The crosstalk among AhR and other signalling pathways in tissue fibrosis. Both L-Kyn and KynA can activate AhR, and AhR is translocated to the nucleus upon interaction with a ligand, leading to AhR-sensitive transcription and fibrosis development. In addition to canonical AhR signalling, AhR also interacts with other pathways. TGF-β/Smad and Wnt/β-catenin signalling are other core pathways of fibrosis progression that play pivotal roles in renal fibrosis, idiopathic pulmonary fibrosis, hepatic fibrosis and cardiac fibrosis. AhR not only attenuates lung fibrosis by inducing Smad4 degradation in the proteasome but also alleviates hepatic fibrosis by disrupting the interaction of Smad3 and β-catenin. GSK3β is an inhibitor of β-catenin, and AhR may also inhibit lung fibrosis by maintaining GSK3β in an active form. Serotonin is a dedicated contributor to cardiac fibrosis and pulmonary fibrosis by activating the TGF-β signalling pathway. Moreover, it also enhances β-catenin signalling by inhibiting GSK3β. Inflammation also contributes greatly to fibrogenesis, and AhR activated by FICZ improves acute kidney injury by inhibiting NF-κB. Furthermore, AhR has been proven to suppress fibrosis by activating MMP-1/MMP-3 in fibroblasts, but whether it has a similar effect on ageing-related fibrosis remains to be determined.

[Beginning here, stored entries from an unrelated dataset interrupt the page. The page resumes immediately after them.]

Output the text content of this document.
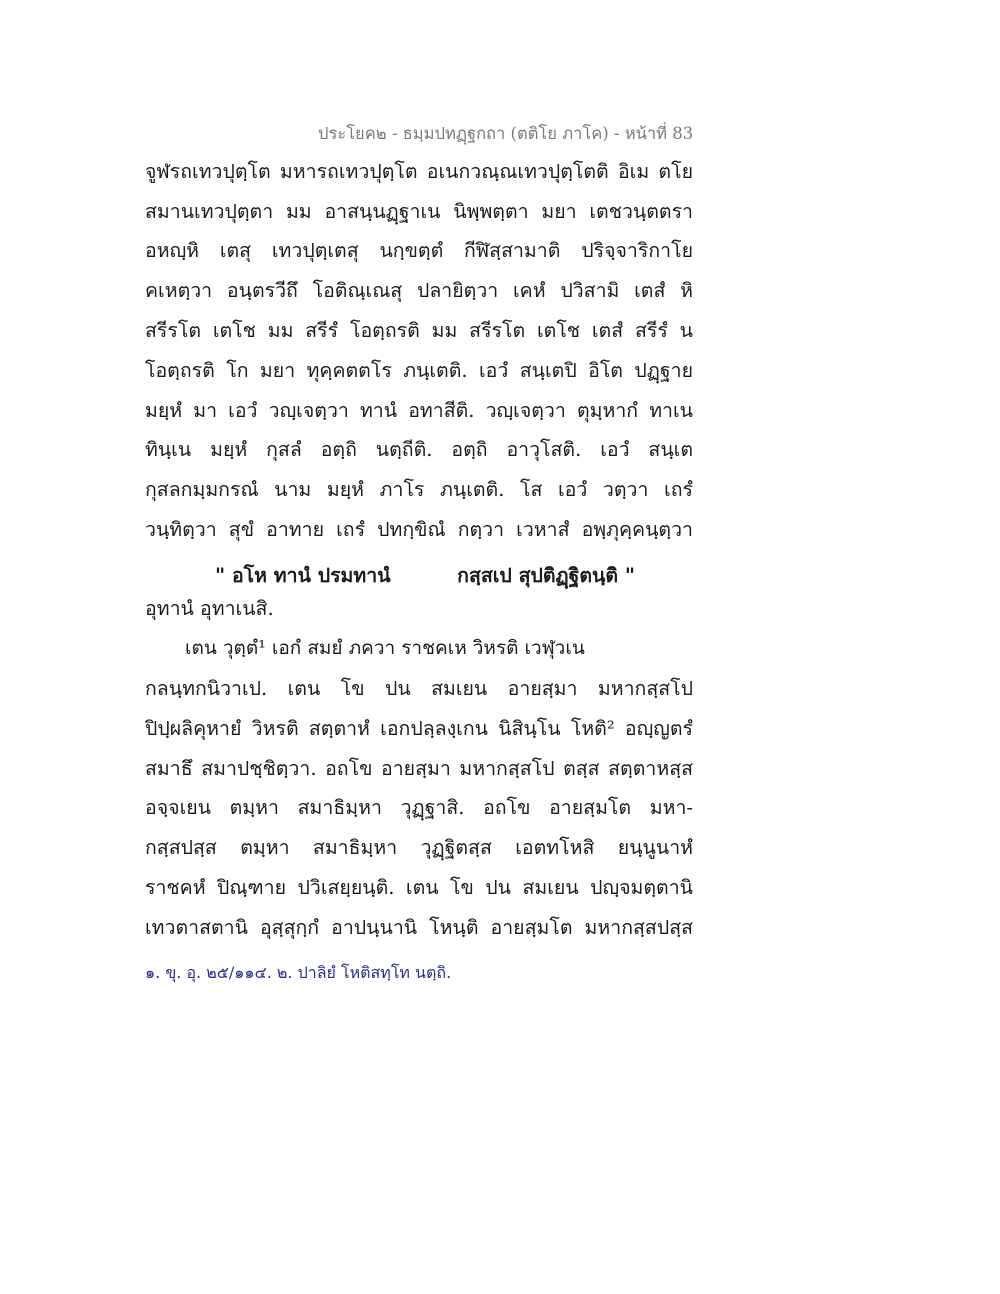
ประโยค๒ - ธมฺมปทฏฺฐกถา (ตติโย ภาโค) - หน้าที่ 83
จูฬรถเทวปุตฺโต มหารถเทวปุตฺโต อเนกวณฺณเทวปุตฺโตติ อิเม ตโย
สมานเทวปุตฺตา มม อาสนฺนฏฺฐาเน นิพฺพตฺตา มยา เตชวนฺตตรา
อหญฺหิ เตสุ เทวปุตฺเตสุ นกฺขตฺตํ กีฬิสฺสามาติ ปริจฺจาริกาโย
คเหตฺวา อนฺตรวีถึ โอติณฺเณสุ ปลายิตฺวา เคหํ ปวิสามิ เตสํ หิ
สรีรโต เตโช มม สรีรํ โอตฺถรติ มม สรีรโต เตโช เตสํ สรีรํ น
โอตฺถรติ โก มยา ทุคฺคตตโร ภนฺเตติ. เอวํ สนฺเตปิ อิโต ปฏฺฐาย
มยฺหํ มา เอวํ วญฺเจตฺวา ทานํ อทาสีติ. วญฺเจตฺวา ตุมฺหากํ ทาเน
ทินฺเน มยฺหํ กุสลํ อตฺถิ นตฺถีติ. อตฺถิ อาวุโสติ. เอวํ สนฺเต
กุสลกมฺมกรณํ นาม มยฺหํ ภาโร ภนฺเตติ. โส เอวํ วตฺวา เถรํ
วนฺทิตฺวา สุขํ อาทาย เถรํ ปทกฺขิณํ กตฺวา เวหาสํ อพฺภุคฺคนฺตฺวา
" อโห ทานํ ปรมทานํ	กสฺสเป สุปติฏฺฐิตนฺติ "
อุทานํ อุทาเนสิ.
เตน วุตฺตํ¹ เอกํ สมยํ ภควา ราชคเห วิหรติ เวฬุวเน
กลนฺทกนิวาเป. เตน โข ปน สมเยน อายสฺมา มหากสฺสโป
ปิปฺผลิคุหายํ วิหรติ สตฺตาหํ เอกปลฺลงฺเกน นิสินฺโน โหติ² อญฺญตรํ
สมาธึ สมาปชฺชิตฺวา. อถโข อายสฺมา มหากสฺสโป ตสฺส สตฺตาหสฺส
อจฺจเยน ตมฺหา สมาธิมฺหา วุฏฺฐาสิ. อถโข อายสฺมโต มหา-
กสฺสปสฺส ตมฺหา สมาธิมฺหา วุฏฺฐิตสฺส เอตทโหสิ ยนฺนูนาหํ
ราชคหํ ปิณฺฑาย ปวิเสยฺยนฺติ. เตน โข ปน สมเยน ปญฺจมตฺตานิ
เทวตาสตานิ อุสฺสุกฺกํ อาปนฺนานิ โหนฺติ อายสฺมโต มหากสฺสปสฺส
๑. ขุ. อุ. ๒๕/๑๑๔. ๒. ปาลิยํ โหติสทฺโท นตฺถิ.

ARNT: aryl hydrocarbon receptor nuclear translocator; DRE: dioxin response element; ERK: extracellular signal-related kinase; Jab: Jun-activation domain binding protein; KynA: kynurenic acid; Kyn: kynurenine; LAT1: L-type amino acid transporter 1; L-Kyn: L-kynurenine; L-Trp: L-tryptophan; NOX: nicotinamide adenine dinucleotide phosphate oxidase; SARA: Smad anchor for receptor activation.